Se enciende la luz. Rápidamente se agacha junto a un coche y lleva los pezones a tocar el metal. Una especie de chispazo surge desde los mismos y a duras penas ahoga un grito. Queda en un murmullo pero sabe que han podido oírla. Decide avanzar varios metros más, bien agachada. La postura hace crujir sus rodillas y sus codos. Vuelve a colocar los pezones en otra chapa metálica y vuelve a sentir un chispazo, algo más apagado. Presiona los pechos todo lo que puede, los cordeles tirando. Ha bajados los pulgares, tratando que sus brazos descansen. Mejor ahora que cuando esté corriendo. En cuanto se apaga la luz vuelve a su tarea, los pezones le duelen más, los siente más grandes porque están más excitados y consecuentemente cada nudo aprieta todavía más. Llega a su objetivo y vuelve a poner los pezones a rozar la columna, prosiguiendo con los pechos. Baja los talones, le duelen mucho más las pantorrillas deseosas de los tacones, pero prefiere llevarlas alzadas cuando corre y debe ahorrar fuerzas el resto del tiempo.

No todas las veces tiene suerte. En uno de los trayectos es interrumpida cinco veces, lo que sabe que probablemente le puede hacer perder la cita. Sin contar los minutos que está con los pezones descargando en el metal o los pechos sorprendentemente calentados comprimidos a la carrocería.

Después de once viajes, Rebeca está allí. Se besan con pasión. Jude le ruega que le deje darle placer y allí mismo se arrodilla y le introduce la lengua en el túnel conocido mientras Rebeca mantiene su falda levantada. Para Jude todo es ahora más sencillo. Su dolor y el placer de su ama. Sólo importa eso. Los dedos de Rebeca exploran los pezones, acariciando y tirando de ellos en el gesto que tanto le gusta. Jude se siente contenta al saber que está complaciendo a su ama. Tira de sus pulgares hacia abajo, forzando el cordel hasta los pezones. Se enciende la luz. Las dos se esconden detrás de un coche. Jude, sin pensarlo dos veces, lleva los pezones al metal. Su ama, agazapada junto a ella, recorre la espalda de Jude, percibiendo la corriente que surge de sus dedos y se descarga a través de los pezones.
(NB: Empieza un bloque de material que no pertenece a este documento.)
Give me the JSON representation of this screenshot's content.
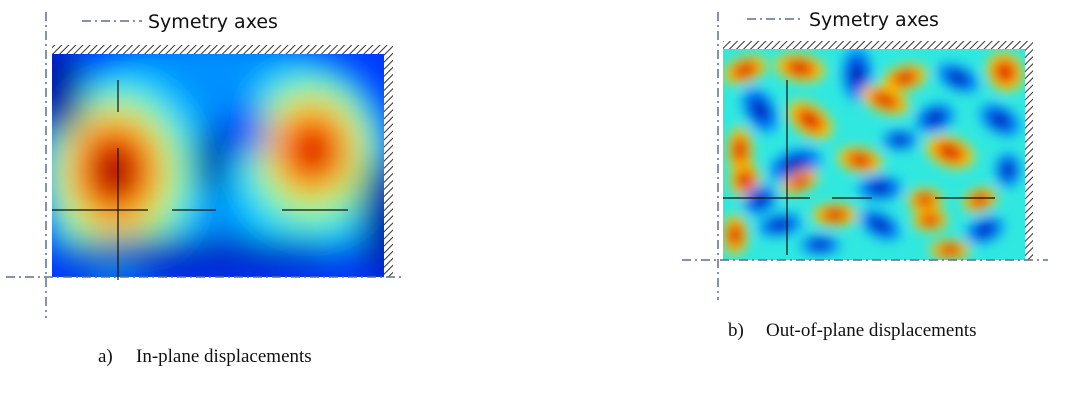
{
  "panel_a": {
    "legend_label": "Symetry axes",
    "caption_letter": "a)",
    "caption_text": "In-plane displacements"
  },
  "panel_b": {
    "legend_label": "Symetry axes",
    "caption_letter": "b)",
    "caption_text": "Out-of-plane displacements"
  },
  "colors": {
    "colormap": [
      "#00008f",
      "#0030ff",
      "#00c8ff",
      "#7fff7f",
      "#ffd000",
      "#ff3000",
      "#7f0000"
    ],
    "axis_line": "#5a6e96",
    "hatch": "#333333"
  }
}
Suben corriendo hasta la primera planta sin más interrupciones. Jude en su uniforme de batalla, dolorida y excitada, contenta de haber sido perdonada, alegre de satisfacer a su ama. Su mente está clara y despejada, a pesar de dolor persistente y del ardor en los pies y en sus dedos, las pantorrillas, la cintura, los pechos, pezones, lóbulos, codos y pulgares. Vive el cansancio de manera exultante. Las endorfinas han vuelto.